Believe it or not, sometimes the foods you are eating during the day are keeping you awake at night.
It’s well-recognized that caffeine can keep us awake and that some people are more sensitive to caffeine than others. I used to be a caffeine-aholic, not able to start my day without a cup or two of coffee and often drinking coffee late into the night. Funnily enough, I had terrible insomnia many nights, not falling asleep until the wee hours of the morning.
Then I gave up both coffee and caffeine because I was trying to stop the hives (that’s another story). The funny thing was that I started sleeping better and I realized that I didn’t need the caffeine to feel awake in the morning anymore. After a couple of years, I reintroduced decaf coffee and seemed to be fine, but the moment I had a sip of a caffeinated drink, my teeth would clench, my jaw would ache, my legs would tremble, I wouldn’t sleep well and I would feel hungover the next day. All that from a sip or two of regular coffee.

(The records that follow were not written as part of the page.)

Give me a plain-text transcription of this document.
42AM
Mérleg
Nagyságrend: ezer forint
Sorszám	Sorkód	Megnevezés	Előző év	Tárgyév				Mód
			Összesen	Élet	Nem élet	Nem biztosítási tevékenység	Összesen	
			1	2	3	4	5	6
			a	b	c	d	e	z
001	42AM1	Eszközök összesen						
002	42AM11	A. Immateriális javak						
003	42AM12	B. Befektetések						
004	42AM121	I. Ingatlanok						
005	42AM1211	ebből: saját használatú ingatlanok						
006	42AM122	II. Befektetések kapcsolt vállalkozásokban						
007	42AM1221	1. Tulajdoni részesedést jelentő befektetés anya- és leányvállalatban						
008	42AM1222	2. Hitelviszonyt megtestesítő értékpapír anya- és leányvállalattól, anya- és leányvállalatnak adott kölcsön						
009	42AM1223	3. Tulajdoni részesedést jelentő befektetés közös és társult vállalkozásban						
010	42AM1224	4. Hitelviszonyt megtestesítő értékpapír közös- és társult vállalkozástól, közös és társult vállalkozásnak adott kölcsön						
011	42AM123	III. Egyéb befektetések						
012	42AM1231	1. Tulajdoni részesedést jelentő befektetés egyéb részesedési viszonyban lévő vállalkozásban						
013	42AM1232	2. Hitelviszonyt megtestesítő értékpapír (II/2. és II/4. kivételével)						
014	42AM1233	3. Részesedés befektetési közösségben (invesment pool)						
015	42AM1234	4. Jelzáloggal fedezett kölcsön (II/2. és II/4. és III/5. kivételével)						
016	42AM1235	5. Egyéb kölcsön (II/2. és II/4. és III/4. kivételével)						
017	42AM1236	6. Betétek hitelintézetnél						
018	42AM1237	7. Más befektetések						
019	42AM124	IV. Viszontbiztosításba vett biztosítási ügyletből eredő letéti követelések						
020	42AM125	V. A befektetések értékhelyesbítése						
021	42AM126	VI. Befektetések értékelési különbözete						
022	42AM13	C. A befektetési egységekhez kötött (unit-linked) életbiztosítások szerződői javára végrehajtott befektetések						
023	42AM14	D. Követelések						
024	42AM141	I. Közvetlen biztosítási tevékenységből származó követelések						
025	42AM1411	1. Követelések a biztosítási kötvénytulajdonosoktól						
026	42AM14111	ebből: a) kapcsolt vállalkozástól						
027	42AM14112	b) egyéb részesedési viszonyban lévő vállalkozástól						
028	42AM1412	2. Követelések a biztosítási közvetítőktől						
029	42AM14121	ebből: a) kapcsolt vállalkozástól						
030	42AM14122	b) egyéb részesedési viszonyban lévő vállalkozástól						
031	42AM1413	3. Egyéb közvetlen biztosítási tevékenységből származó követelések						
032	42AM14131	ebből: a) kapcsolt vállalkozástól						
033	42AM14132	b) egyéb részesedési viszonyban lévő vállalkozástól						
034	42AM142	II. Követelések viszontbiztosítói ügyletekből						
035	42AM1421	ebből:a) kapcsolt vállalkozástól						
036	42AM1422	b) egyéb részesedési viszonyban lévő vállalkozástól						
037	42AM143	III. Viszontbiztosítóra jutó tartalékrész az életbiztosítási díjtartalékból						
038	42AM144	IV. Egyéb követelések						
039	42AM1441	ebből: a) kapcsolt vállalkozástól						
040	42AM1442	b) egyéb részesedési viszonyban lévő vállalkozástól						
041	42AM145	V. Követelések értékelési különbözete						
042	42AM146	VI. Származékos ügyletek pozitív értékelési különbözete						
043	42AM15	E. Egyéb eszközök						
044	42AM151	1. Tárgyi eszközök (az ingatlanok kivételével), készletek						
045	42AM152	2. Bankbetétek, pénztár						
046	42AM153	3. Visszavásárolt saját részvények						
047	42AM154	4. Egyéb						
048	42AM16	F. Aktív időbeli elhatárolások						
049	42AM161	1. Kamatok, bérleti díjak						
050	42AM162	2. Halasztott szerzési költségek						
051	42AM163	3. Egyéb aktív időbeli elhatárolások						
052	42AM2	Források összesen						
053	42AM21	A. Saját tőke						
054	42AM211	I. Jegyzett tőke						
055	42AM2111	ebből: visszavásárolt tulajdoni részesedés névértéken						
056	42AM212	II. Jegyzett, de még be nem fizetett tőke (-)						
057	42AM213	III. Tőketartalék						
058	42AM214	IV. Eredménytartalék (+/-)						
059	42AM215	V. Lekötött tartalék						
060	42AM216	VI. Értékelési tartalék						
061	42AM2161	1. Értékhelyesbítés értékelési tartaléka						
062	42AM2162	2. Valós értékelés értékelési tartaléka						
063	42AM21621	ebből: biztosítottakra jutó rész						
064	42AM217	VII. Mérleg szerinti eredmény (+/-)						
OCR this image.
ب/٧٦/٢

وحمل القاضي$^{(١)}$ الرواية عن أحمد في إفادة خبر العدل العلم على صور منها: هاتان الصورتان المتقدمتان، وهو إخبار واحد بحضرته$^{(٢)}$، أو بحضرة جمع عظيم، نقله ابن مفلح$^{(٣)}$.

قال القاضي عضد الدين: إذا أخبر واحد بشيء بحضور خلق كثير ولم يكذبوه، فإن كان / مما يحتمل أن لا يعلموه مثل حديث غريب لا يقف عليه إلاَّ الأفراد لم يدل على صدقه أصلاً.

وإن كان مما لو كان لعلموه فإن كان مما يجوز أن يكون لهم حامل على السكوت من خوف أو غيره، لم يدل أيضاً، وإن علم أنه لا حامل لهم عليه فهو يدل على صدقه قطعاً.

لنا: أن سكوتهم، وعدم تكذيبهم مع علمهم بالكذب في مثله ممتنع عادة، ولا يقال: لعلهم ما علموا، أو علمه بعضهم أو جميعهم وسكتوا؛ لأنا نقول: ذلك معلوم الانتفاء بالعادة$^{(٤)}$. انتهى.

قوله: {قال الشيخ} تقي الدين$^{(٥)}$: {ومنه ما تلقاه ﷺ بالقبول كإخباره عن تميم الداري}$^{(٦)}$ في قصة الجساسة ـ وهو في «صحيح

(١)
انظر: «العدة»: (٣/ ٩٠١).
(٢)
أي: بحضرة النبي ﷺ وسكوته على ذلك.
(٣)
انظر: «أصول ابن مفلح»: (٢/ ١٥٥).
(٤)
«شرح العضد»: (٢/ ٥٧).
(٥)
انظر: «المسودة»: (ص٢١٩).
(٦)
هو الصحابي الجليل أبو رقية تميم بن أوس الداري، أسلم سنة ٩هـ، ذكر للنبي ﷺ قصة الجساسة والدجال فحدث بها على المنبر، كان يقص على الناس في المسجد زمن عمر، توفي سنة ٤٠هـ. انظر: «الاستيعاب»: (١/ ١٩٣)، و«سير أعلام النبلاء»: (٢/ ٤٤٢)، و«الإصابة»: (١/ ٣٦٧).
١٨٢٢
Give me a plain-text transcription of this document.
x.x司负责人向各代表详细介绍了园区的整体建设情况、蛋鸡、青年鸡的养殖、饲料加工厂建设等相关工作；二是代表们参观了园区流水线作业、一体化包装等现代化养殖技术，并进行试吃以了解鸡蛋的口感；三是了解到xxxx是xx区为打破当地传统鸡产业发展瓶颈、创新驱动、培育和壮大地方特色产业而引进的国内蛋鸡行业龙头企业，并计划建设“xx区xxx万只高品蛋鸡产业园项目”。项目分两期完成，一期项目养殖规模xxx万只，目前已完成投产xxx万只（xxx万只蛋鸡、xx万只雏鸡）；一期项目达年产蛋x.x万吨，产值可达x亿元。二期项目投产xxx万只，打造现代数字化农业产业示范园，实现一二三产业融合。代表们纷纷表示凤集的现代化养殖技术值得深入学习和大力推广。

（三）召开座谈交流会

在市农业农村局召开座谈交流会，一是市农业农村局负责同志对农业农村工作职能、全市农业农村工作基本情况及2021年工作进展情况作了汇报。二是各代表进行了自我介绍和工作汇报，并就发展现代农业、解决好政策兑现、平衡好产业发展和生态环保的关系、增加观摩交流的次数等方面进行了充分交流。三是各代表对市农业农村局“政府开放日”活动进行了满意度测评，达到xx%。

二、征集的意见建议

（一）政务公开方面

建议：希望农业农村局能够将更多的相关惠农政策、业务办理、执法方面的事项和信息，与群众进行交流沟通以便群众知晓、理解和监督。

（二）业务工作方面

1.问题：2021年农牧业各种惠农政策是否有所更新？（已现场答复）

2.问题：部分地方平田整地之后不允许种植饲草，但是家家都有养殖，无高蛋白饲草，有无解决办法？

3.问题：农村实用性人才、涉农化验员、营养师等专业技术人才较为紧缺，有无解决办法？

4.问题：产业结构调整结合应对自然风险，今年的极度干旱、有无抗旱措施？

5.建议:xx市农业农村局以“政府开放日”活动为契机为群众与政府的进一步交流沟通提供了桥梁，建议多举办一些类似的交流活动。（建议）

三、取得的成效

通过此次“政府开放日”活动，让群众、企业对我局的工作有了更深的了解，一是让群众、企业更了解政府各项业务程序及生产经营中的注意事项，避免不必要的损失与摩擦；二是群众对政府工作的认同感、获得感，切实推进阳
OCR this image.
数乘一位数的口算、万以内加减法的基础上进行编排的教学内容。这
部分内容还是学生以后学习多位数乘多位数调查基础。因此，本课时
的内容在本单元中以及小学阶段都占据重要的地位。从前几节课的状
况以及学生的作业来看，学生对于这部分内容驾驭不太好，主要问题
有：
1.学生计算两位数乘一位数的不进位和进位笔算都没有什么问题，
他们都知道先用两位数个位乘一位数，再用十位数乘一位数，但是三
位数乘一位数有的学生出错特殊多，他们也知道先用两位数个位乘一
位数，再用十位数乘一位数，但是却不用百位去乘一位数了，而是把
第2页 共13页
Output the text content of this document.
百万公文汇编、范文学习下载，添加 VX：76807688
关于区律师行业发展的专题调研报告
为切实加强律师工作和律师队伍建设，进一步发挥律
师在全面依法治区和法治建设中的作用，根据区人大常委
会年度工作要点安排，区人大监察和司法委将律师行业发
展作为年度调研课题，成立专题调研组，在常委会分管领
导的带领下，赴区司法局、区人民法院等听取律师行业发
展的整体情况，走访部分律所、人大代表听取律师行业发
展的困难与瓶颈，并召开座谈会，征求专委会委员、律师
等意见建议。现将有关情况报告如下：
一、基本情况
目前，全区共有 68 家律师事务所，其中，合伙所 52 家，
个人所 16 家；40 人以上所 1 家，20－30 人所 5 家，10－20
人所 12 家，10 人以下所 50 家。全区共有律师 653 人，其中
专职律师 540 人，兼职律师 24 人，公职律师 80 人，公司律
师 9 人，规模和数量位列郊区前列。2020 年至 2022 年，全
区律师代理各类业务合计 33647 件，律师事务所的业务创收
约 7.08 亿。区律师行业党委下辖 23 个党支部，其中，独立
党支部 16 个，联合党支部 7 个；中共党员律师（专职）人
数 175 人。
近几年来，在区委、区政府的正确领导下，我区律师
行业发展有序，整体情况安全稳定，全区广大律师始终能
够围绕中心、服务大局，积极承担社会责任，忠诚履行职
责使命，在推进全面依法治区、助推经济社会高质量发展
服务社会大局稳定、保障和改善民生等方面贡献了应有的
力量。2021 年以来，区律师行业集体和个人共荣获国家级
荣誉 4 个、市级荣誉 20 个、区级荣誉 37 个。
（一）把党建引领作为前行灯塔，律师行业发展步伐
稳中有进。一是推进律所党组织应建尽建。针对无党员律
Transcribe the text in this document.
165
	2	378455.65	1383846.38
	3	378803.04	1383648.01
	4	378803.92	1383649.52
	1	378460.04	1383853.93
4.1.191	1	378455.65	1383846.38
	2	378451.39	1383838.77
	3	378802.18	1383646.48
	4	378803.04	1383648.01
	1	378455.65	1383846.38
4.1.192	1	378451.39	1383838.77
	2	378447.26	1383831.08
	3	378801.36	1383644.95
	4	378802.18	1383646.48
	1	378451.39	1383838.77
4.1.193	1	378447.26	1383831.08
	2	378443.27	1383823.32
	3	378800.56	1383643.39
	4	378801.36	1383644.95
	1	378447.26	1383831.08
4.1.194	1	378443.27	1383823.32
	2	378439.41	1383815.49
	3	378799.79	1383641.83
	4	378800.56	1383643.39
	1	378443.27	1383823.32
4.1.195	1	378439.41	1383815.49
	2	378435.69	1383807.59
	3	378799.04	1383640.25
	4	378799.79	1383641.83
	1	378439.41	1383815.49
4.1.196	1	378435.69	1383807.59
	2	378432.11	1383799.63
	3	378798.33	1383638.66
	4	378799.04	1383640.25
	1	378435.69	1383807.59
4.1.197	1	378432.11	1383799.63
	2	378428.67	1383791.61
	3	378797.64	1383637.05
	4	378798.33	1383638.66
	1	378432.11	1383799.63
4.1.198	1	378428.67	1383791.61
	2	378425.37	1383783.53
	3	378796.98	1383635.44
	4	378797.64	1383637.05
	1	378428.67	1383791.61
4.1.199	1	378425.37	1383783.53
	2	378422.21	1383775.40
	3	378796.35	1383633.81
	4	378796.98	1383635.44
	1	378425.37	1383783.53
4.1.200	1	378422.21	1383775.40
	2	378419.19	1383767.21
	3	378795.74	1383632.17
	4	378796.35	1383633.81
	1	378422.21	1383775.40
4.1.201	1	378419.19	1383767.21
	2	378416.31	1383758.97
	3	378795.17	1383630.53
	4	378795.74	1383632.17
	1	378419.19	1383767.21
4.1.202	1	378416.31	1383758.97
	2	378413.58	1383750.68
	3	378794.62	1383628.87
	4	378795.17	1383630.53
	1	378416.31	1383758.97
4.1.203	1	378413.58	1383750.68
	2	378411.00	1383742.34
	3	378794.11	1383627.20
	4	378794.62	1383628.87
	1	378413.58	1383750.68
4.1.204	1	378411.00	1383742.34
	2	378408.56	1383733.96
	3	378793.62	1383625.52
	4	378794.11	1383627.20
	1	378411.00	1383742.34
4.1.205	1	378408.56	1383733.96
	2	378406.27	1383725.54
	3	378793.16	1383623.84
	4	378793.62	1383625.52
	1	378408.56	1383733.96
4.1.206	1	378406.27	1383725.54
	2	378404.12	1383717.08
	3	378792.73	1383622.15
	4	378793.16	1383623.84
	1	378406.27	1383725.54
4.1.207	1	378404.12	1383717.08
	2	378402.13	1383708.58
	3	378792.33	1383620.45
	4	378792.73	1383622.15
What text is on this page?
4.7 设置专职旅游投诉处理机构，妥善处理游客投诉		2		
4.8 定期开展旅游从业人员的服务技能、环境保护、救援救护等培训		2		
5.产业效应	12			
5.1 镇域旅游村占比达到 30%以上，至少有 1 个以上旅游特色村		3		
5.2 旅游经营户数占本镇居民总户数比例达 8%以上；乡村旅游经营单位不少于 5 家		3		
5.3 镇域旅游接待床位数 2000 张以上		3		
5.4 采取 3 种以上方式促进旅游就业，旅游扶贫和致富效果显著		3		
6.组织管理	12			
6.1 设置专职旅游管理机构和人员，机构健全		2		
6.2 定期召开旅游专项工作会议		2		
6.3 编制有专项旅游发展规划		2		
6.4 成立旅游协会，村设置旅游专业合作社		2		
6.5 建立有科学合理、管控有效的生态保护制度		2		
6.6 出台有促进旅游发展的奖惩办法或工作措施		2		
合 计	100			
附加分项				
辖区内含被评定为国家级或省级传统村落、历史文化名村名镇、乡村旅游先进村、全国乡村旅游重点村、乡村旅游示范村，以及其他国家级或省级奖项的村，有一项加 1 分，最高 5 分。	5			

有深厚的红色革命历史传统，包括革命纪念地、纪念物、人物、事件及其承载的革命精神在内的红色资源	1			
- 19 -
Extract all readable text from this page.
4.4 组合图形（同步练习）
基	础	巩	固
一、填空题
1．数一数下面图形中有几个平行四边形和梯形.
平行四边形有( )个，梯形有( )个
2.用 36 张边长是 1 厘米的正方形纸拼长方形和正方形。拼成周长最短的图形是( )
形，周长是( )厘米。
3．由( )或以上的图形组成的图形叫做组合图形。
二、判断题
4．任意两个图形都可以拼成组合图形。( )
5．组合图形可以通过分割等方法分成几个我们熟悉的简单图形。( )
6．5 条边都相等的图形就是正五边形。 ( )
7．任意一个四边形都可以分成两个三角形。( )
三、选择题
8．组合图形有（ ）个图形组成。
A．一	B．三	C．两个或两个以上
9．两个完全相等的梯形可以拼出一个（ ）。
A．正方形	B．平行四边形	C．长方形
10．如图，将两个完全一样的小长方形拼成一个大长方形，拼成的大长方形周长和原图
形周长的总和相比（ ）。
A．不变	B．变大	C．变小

I’m happier without the caffeine, and I feel lucky to have figured out a secret to sleeping better. More than ten years later, I’m still falling asleep easily and waking up without any craving for caffeine.
Food sensitivities may be delayed by as long as four days after ingestion, making it very difficult to identify the culprits that may be keeping you awake at night. In my nutritional therapy practice I hear over and over how much better people sleep once they identify their inflammatory triggers and change their diet accordingly.
Whether it’s caffeine or another food or chemical that is triggering reactions in your body, what you are eating can make a huge difference in how well you are sleeping. Food sensitivity testing can point you in the right direction.